Secure boot of virtualized computing instances

Assignee

• Bracket Computing, Inc. · US

Inventors

• Jason A. Lango · Mountain View, US
• Adam Cain · Madison, US
• Nitin Bahadur · San Francisco, US
• John K. Edwards · Sunnyvale, US
• Kevin George · Hartland, US
• William McGovern · San Jose, US
• Andrew G. Tucker · Menlo Park, US

Key dates

Classification

• Technology area (CPC G)Physics
• CPC primaryG06F2009/45587
• WIPO fieldDigital communication
• WIPO sectorElectrical engineering

Abstract

In an approach, a secure boot process includes two phases.
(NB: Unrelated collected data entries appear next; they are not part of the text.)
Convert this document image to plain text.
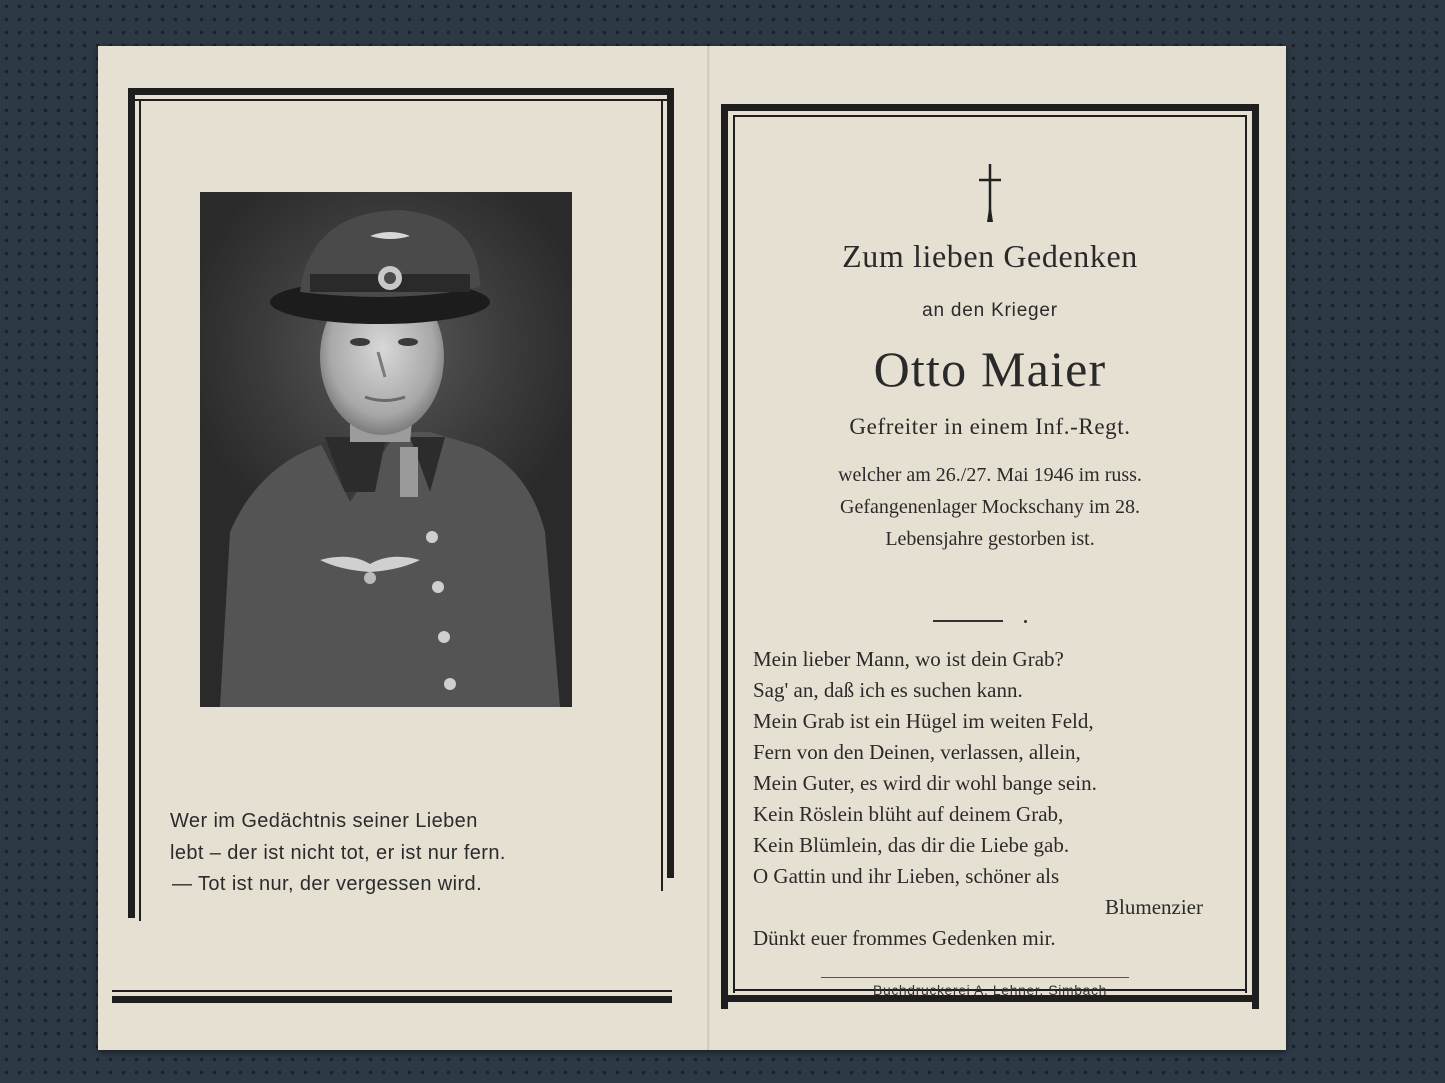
Wer im Gedächtnis seiner Lieben
lebt – der ist nicht tot, er ist nur fern.
— Tot ist nur, der vergessen wird.
Zum lieben Gedenken
an den Krieger
Otto Maier
Gefreiter in einem Inf.-Regt.
welcher am 26./27. Mai 1946 im russ.
Gefangenenlager Mockschany im 28.
Lebensjahre gestorben ist.
Mein lieber Mann, wo ist dein Grab?
Sag' an, daß ich es suchen kann.
Mein Grab ist ein Hügel im weiten Feld,
Fern von den Deinen, verlassen, allein,
Mein Guter, es wird dir wohl bange sein.
Kein Röslein blüht auf deinem Grab,
Kein Blümlein, das dir die Liebe gab.
O Gattin und ihr Lieben, schöner als
Blumenzier
Dünkt euer frommes Gedenken mir.
Buchdruckerei A. Lehner, Simbach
In the first phase an on premises device generates a data encryption key (DEK) with which to encrypt an operating system image and a key encryption key (KEK) with which to wrap the DEK. The on-premises device then utilizes a key management service to wrap the KEK with an account root key and writes the wrapped DEK and wrapped KEK onto a label of the encrypted operating system image. The encrypted operating system image is then uploaded to a virtual data center and merged with an intermediary guest manager image. When the encrypted machine image is used to generate a virtual machine instance, the intermediary guest manager utilizes the key management service to unwrap the KEK. The unwrapped KEK is then used to unwrap the wrapped DEK which is then used to launch the encrypted guest operating system.